John MacDougall
Why did Germany try so hard to stop the European Central Bank from giving the eurozone a trillion-euro boost? Why did Germany decree fiscal austerity for Greece instead? And why, despite Greece’s travails and alleged duplicity, does Germany insist that Greece stay in the eurozone? These actions may have seemed irrational and contradictory, but the same people benefited in every case.
First, consider Germany’s recent economic history. In 1990, the reunification of the East and West added an enormous, low-wage population of Germans to the labor supply. Though integrating them into the West’s business environment took time, these millions of new laborers in the workforce instantly made German exports more competitive. Then, with the launch of the euro in 1999, Germany diluted its currency — among the strongest in the world — by mingling it with those of less stable economies from across the European Union. Again, the effect was a huge boost to German exports.
These dramatic shifts in Germany’s economic position might have been expected to benefit both German workers and owners of German capital. For workers in the poorer East, wages were sure to rise, and they did. Workers in the West may have suffered by comparison, but the boom in exports — which went from 23 percent of the economy in 1990 to 42 percent in 2010 — should have been big enough to boost their incomes as well.
Indeed, in the first decade, incomes for Germans from top to bottom on the economic ladder rose by about 7 to 8 percent in real terms. But with the advent of the euro, things started to change. Incomes at the top kept rising, with gains for the top 10 percent of earners continuing apace for the next decade as shareholders reaped record profits. At the bottom, however, there was a sharp dip that eventually left incomes exactly where they started at the beginning of the 1990s.
The effect on inequality was startling. By itself, the integration of East and West should have reduced German inequality substantially. In a country where labor retained some bargaining power, the export boom might have been expected to encourage this convergence as well. Yet Germans at the top of the income distribution saw such an upturn in their fortunes that inequality actually rose. With incomes continuing to diverge, Germany’s wealth inequality was the worst in the eurozone and almost on a par with that of the United States, which was no mean feat.
With all of this in mind, let’s return to policy.

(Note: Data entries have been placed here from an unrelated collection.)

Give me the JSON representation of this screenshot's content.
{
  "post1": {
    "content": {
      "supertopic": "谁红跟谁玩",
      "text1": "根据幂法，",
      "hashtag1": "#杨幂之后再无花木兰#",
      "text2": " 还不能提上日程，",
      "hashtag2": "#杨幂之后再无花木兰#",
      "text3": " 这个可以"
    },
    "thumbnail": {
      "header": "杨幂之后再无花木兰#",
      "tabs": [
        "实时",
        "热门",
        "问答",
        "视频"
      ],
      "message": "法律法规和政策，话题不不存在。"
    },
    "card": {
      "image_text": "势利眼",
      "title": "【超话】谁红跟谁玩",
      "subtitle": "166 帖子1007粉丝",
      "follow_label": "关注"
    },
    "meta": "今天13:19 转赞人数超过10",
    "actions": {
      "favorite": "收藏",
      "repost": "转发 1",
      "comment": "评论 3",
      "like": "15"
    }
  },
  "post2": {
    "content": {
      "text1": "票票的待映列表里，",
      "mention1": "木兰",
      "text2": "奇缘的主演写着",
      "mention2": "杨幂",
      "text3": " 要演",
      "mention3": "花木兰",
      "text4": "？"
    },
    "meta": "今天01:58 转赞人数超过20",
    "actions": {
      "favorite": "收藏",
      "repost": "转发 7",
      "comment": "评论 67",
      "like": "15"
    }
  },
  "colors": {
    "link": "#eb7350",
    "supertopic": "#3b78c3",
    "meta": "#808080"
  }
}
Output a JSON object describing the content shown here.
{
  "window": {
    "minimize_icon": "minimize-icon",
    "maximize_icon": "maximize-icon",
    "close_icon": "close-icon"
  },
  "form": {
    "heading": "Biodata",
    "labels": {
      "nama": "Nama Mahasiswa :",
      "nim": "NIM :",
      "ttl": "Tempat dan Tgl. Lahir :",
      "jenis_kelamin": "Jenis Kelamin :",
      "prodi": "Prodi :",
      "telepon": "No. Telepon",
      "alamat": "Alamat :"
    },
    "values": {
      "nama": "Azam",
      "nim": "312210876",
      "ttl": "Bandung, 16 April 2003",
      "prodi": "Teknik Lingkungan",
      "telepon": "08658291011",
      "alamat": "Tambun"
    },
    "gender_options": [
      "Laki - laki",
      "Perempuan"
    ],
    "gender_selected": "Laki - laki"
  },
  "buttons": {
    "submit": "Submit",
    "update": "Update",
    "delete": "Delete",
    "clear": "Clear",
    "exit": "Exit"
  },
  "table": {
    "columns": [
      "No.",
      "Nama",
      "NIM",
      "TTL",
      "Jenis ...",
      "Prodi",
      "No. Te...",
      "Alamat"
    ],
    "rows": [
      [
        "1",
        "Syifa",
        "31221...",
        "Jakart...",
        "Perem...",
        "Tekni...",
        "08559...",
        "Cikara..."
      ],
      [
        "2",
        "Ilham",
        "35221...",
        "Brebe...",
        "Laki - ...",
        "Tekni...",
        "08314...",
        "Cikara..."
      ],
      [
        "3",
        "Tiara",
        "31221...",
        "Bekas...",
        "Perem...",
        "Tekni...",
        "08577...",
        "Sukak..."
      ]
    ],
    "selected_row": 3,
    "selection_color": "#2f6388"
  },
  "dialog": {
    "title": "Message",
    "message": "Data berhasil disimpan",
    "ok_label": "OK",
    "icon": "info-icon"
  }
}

The eurozone was dangling on the edge of deflation for months, and even Germany’s inflation rate had been below the European Central Bank’s target of just under 2 percent since August 2013. But German bankers and politicians were dead set against the use of credit easing or other unconventional monetary tools to create inflation, devalue the euro, and presumably improve short-term economic growth in the eurozone.
Instead, they decided that countries in need of an economic lifeline — like Greece — should keep making massive cuts in public services while servicing debts on terms set by wealthier nations such as Germany. For most economists, this was an impractical prescription that would only make the patient suffer more. So why did the Germans insist on it?

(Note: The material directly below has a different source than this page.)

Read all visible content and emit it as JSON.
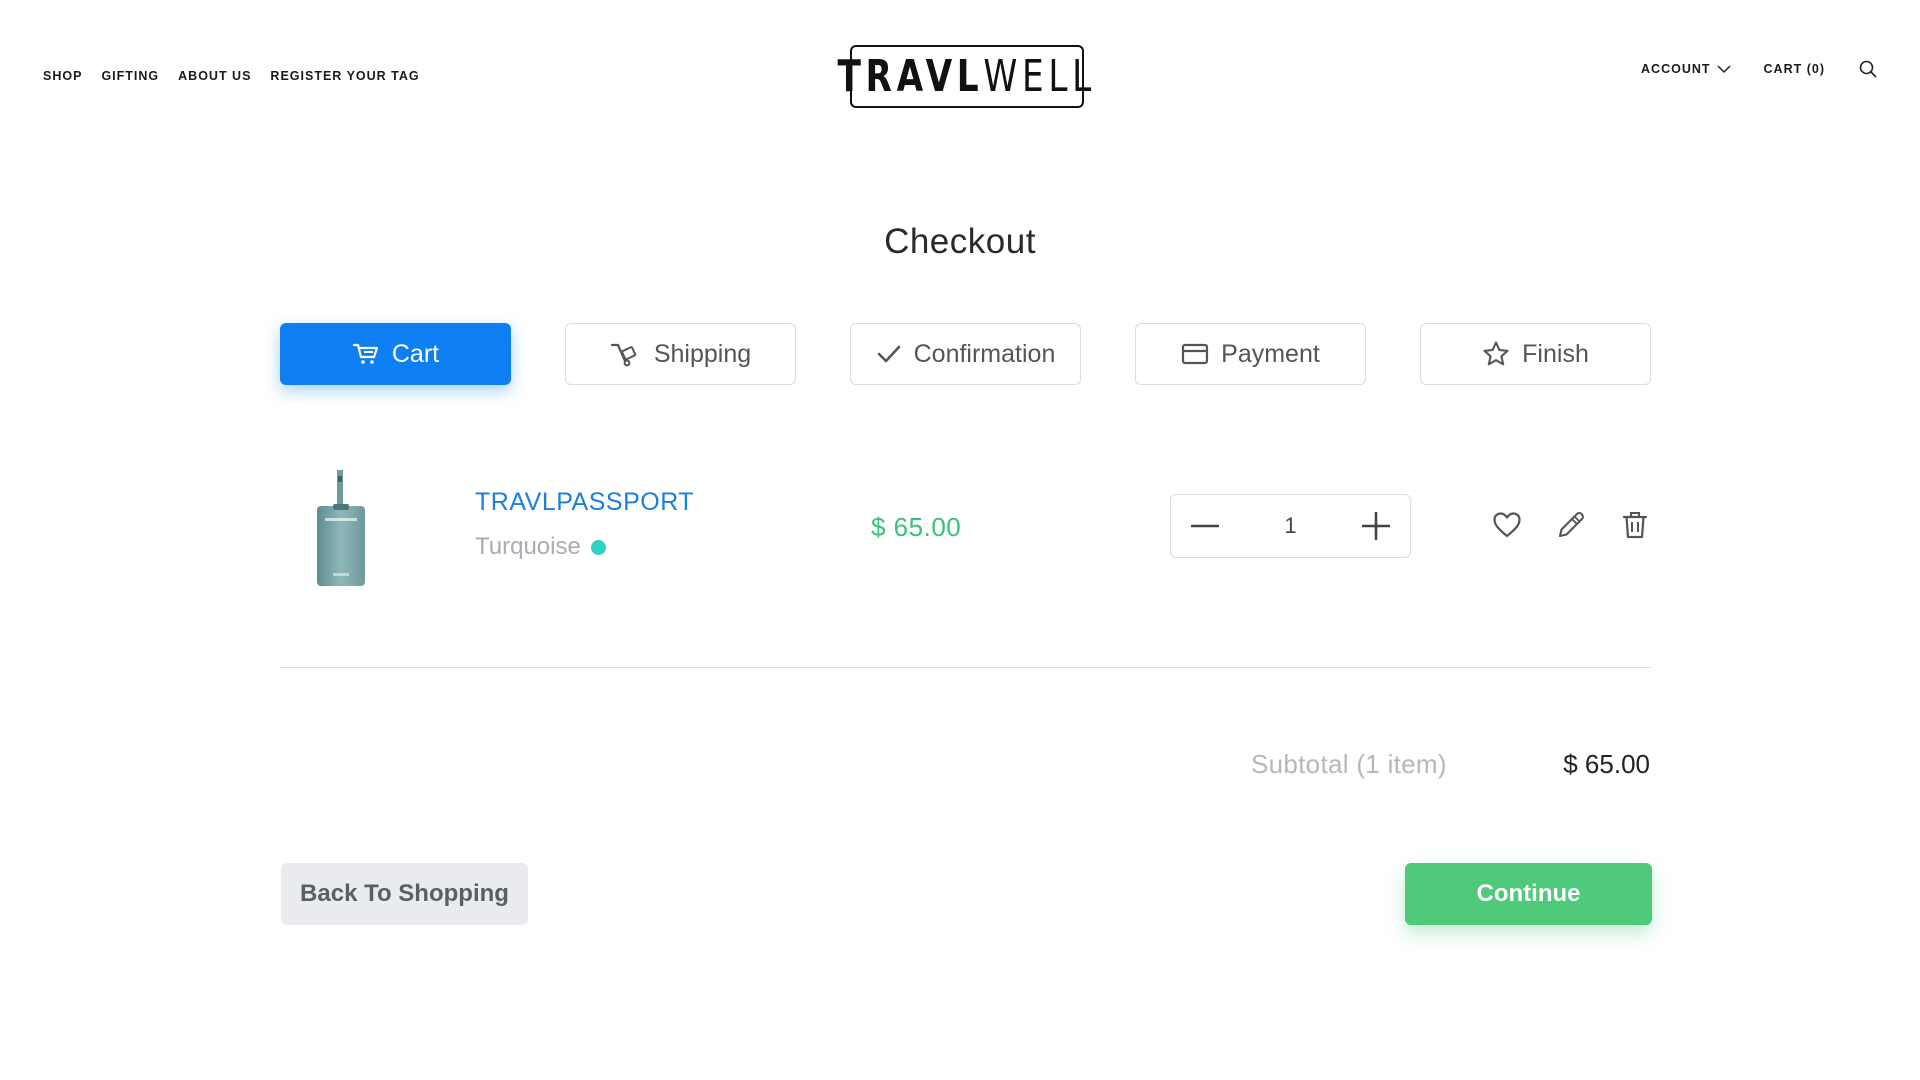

The bankers in Berlin realized that inflation eroded the value of savings, of which their wealthy countrymen had quite a lot, and also made German investments less attractive to foreigners. As long as Germany continued to grow, they had no use for inflation. In fact, growth with low inflation — and thus little upward pressure on wages — was a perfect formula, especially for owners of capital. Indebted and unemployed Germans might have benefited from a weaker euro and more inflation, just like the Greeks, but they clearly weren’t the bankers’ top priority.
And Germany did grow, at least until late last year. By the fourth quarter of 2014, its economy was on the brink of recession. Not by coincidence, when the European Central Bank’s governors met in January, Germany’s bankers and politicians finally relented — or at least failed to convince their colleagues of the remaining dangers of inflation. Now, a new challenge has emerged.
Greece is calling Germany’s bluff. A few years ago, the Germans wanted Greece to stay in the eurozone enough to bail them out of their fiscal deficits, but the cost was penury for the Greeks. Back then, Germany seemed to have all the bargaining power. But Greece’s new leftist government has apparently realized that the real bargaining power lies in Athens, because Germany will now do anything to hold the eurozone together.
Germans have read plenty of articles alleging that Athens never should have been allowed to join the eurozone in the first place. But the bankers in Berlin know that each weak country that leaves the eurozone now is likely to push up the value of the euro. This would increase the value of German savings, but it would also harm exports, and at the moment Germany needs them more than ever. Moreover, uncertainty about the euro in the short term might cause investors to pull their money out of German securities, leading to lower asset values and higher interest rates — a double-whammy for wealth and economic growth.
Today, this cluster of threats is unacceptable to Germany. As its growth rate changed, so did its bankers’ priorities and, as a consequence, the balance of power in the eurozone. The Greeks figured this out, and other countries are cottoning on. But it was a good run for wealthy Germans while it lasted.